Methodik: Von 637 Polytrauma-Patienten von 3-60 Jahren aus unserer Klinik wurden der allgemeine soziale und körperliche Rehabilitationszustand mit dem Hannover Score for Polytrauma Outcome (HASPOC), der Short Form 12 (SF-12) and anderen Parametern mindestens 10 Jahre nach Trauma untersucht. Wir befragten diese Patienten mit einem standardisierten Fragebogen mit der Impact of Event Scale (IES) und der Hospital Anxiety and Depression Scale (HADS) nach der psychischen Gesundheit.

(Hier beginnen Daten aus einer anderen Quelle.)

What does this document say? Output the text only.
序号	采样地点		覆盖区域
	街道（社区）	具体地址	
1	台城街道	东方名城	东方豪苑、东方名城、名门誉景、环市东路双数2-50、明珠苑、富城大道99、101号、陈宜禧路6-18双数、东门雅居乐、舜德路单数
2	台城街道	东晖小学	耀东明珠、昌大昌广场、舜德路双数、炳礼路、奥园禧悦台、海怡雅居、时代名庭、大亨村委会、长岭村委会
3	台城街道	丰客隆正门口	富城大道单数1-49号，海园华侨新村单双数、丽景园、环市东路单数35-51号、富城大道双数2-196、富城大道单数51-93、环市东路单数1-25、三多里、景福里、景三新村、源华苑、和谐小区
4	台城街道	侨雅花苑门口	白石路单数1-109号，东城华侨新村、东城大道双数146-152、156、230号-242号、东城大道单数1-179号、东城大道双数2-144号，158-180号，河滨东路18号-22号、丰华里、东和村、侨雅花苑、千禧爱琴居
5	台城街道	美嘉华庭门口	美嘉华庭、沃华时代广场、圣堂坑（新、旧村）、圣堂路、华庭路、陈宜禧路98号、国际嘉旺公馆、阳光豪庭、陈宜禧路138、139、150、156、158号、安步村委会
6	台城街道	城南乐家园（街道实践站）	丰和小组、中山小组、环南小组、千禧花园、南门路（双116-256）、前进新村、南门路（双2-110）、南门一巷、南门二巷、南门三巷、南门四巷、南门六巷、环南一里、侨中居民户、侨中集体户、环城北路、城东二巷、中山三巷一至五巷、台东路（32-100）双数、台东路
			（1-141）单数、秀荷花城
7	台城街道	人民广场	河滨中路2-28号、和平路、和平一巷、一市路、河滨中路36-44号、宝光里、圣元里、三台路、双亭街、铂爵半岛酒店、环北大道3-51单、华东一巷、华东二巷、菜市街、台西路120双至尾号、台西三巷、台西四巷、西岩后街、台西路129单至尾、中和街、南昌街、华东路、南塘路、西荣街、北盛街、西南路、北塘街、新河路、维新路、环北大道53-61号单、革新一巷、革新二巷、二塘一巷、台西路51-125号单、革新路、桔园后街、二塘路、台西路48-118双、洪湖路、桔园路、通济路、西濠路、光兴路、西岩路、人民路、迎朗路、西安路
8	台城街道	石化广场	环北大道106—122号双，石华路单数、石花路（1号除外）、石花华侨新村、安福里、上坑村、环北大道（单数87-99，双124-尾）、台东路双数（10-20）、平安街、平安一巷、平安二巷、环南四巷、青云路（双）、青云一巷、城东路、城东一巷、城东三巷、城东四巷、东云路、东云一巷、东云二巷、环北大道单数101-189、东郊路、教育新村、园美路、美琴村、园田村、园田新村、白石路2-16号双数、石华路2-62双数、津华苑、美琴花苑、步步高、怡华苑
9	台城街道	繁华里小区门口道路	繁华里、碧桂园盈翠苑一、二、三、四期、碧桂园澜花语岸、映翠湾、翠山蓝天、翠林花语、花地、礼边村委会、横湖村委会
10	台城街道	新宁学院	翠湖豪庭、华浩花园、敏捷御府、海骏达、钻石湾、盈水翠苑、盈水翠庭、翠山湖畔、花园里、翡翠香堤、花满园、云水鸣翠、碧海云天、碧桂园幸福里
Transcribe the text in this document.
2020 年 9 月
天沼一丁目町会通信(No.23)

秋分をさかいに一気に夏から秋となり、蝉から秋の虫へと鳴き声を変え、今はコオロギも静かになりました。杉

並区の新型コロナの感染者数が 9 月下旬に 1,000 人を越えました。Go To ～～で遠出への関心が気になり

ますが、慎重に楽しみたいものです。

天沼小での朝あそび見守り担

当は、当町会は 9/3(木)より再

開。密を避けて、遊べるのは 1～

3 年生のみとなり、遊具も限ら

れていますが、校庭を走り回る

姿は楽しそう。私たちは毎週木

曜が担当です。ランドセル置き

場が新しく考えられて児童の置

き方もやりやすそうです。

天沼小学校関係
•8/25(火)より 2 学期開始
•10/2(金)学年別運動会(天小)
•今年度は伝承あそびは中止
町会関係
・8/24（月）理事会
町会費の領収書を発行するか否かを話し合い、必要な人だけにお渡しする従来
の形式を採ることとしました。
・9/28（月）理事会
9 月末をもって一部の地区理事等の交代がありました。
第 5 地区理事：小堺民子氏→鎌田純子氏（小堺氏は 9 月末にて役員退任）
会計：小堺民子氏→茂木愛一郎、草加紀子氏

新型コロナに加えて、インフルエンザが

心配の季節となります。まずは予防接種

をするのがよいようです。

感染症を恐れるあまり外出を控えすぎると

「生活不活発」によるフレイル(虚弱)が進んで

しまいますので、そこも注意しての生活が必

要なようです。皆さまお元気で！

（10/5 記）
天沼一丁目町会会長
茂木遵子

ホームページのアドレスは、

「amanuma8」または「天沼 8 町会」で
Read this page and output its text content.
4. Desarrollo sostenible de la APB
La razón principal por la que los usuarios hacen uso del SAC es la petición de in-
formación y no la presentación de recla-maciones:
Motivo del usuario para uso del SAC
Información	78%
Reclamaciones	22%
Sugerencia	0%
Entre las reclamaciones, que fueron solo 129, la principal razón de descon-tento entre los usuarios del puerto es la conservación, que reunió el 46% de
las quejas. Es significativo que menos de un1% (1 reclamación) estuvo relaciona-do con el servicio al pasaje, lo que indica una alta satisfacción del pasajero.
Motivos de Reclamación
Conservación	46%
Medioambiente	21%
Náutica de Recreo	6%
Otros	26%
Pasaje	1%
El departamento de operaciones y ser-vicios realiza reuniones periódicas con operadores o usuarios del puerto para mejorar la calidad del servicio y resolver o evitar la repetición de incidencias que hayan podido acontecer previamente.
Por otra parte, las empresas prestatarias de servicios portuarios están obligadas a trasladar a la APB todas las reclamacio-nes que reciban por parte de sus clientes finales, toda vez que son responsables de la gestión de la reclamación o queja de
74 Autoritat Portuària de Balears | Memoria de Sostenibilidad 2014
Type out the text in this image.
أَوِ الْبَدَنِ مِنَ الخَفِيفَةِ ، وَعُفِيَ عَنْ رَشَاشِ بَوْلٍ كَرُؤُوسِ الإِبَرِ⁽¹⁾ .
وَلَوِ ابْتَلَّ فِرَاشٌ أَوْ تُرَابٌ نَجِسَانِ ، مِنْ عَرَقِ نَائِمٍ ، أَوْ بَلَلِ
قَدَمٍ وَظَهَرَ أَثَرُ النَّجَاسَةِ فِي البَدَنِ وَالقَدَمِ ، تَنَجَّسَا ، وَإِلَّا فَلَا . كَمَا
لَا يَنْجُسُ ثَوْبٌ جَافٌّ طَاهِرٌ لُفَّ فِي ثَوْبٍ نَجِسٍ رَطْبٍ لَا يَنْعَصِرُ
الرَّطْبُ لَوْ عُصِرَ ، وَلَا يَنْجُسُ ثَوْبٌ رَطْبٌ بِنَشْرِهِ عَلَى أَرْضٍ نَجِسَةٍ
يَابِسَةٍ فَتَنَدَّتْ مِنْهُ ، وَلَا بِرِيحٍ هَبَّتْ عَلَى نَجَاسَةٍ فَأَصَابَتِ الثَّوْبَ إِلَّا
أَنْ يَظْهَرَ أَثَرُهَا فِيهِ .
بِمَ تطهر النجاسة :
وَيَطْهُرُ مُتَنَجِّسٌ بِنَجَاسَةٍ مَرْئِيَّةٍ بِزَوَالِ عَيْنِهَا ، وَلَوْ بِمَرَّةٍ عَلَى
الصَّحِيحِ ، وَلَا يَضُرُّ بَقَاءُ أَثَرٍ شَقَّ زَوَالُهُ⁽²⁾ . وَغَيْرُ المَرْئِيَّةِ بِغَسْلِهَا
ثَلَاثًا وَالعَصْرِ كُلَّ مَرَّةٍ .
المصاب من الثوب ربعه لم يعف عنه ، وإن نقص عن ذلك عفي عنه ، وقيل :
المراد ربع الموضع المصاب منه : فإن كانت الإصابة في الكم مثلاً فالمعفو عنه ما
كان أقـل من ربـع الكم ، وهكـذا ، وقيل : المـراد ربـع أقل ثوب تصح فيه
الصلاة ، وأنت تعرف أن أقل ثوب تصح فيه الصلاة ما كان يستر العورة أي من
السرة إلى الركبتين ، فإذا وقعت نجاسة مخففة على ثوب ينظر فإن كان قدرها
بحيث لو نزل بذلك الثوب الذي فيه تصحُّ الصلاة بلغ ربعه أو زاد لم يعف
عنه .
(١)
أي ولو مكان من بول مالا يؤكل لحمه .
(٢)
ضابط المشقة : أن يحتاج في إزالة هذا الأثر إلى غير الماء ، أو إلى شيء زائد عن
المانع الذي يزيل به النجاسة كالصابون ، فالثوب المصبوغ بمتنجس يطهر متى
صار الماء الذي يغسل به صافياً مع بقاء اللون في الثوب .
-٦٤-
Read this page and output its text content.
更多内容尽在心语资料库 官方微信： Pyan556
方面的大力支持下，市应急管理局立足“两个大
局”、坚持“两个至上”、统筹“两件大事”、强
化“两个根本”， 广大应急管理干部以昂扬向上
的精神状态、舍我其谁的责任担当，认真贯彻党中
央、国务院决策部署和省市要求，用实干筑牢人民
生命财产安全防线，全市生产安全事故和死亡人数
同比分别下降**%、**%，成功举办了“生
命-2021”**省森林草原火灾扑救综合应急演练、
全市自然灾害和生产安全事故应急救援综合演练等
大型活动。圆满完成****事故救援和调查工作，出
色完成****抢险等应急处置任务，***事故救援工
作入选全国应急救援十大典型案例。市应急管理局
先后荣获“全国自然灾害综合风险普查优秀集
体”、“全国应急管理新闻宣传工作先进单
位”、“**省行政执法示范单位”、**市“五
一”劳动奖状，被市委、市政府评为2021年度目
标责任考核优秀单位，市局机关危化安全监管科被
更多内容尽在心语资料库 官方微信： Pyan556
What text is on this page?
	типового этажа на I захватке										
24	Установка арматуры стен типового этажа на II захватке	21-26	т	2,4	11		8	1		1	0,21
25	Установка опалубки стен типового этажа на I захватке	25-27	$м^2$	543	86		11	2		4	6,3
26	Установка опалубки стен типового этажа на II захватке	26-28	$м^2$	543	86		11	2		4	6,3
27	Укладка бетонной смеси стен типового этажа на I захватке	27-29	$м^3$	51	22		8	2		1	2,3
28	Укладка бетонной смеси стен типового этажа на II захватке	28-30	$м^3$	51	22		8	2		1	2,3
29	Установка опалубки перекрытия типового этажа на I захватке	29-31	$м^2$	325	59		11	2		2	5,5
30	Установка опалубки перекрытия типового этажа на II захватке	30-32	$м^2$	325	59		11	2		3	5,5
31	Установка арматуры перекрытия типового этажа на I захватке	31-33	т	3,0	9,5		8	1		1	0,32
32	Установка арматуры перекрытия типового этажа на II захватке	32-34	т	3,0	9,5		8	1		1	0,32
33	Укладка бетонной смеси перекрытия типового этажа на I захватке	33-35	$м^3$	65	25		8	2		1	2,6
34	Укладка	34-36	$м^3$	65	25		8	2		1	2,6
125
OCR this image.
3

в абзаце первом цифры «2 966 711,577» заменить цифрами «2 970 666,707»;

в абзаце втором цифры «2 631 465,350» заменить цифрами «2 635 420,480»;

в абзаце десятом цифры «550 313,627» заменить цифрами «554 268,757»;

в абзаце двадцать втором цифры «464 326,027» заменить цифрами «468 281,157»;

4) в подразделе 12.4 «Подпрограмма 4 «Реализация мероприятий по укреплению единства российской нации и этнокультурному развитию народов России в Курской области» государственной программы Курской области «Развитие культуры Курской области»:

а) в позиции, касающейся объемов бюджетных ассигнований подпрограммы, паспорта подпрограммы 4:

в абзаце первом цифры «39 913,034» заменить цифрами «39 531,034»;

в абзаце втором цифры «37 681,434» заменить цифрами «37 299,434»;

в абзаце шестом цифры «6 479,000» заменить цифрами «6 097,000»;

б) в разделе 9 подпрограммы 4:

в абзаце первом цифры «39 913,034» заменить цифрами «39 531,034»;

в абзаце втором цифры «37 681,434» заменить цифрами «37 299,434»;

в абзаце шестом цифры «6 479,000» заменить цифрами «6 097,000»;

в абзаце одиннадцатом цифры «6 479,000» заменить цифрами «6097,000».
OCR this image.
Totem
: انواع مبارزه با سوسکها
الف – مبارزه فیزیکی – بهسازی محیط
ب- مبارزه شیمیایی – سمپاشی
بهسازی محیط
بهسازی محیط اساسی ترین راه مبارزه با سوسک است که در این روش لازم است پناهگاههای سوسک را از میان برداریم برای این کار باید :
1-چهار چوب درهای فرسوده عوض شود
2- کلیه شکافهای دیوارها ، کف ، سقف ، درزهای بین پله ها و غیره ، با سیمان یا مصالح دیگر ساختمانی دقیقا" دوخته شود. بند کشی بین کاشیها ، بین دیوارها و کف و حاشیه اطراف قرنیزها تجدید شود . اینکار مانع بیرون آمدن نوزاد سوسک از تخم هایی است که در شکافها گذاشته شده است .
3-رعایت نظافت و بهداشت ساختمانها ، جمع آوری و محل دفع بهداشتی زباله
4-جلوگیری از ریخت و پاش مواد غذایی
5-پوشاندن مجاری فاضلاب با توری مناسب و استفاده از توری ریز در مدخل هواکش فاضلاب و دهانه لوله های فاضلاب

Ergebnisse: 338 Fragebögen (53.4%) konnten für die Analyse genutzt werden. Die mittlere Nachuntersuchungszeit war 19 ± 5 Jahre nach Unfall. Der mittlere psychische SF-12 war 50.8 ± 9.1, der mittlere physische SF-12 43.2 ± 10.2, der mittlere HASPOC 50.5 ± 31.0 Punkte. 154 Patienten zeigten Symptome einer PTSD oder Depression, 184 Patienten waren psychisch unauffällig. In der auffälligen Gruppe waren signifikant mehr Frauen (27.9% vs. 23.9%) and ältere Patienten (30.0 ± 12.2 vs. 26.9 ± 10.5 Jahre zum Unfallzeitpunkt). In der auffälligen Gruppe waren signifikant schwerere Kopfverletzungen (AIS 2.9 ± 0.9 vs. 2.6 ± 0.8), mehr signifikante Kopfverletzungen (AIS > 1; 31.1% vs. 24.7%), mehr Nachoperationen (15.4% ± 26.8%), mehr psychologische Betreuung (25.5% vs. 10.9%), mehr Medikamenteneinnahme (30.2% vs. 9.8%) und mehr stationäre Reha-Behandlungen (66.4% vs. 51.4%). Psychisch Auffällige zeigten signifikant häufiger subjektive Unzufriedenheit mit dem Reha-Zustand (33.6% vs. 11.4%), Verlust von Freunden (10.6% vs. 5.1%), längere Arbeitsunfähigkeit (16.1% vs. 9.7%), Frühberentung (33.6% vs. 13.1%) und finanzielle Probleme (54.4% vs. 36.6%).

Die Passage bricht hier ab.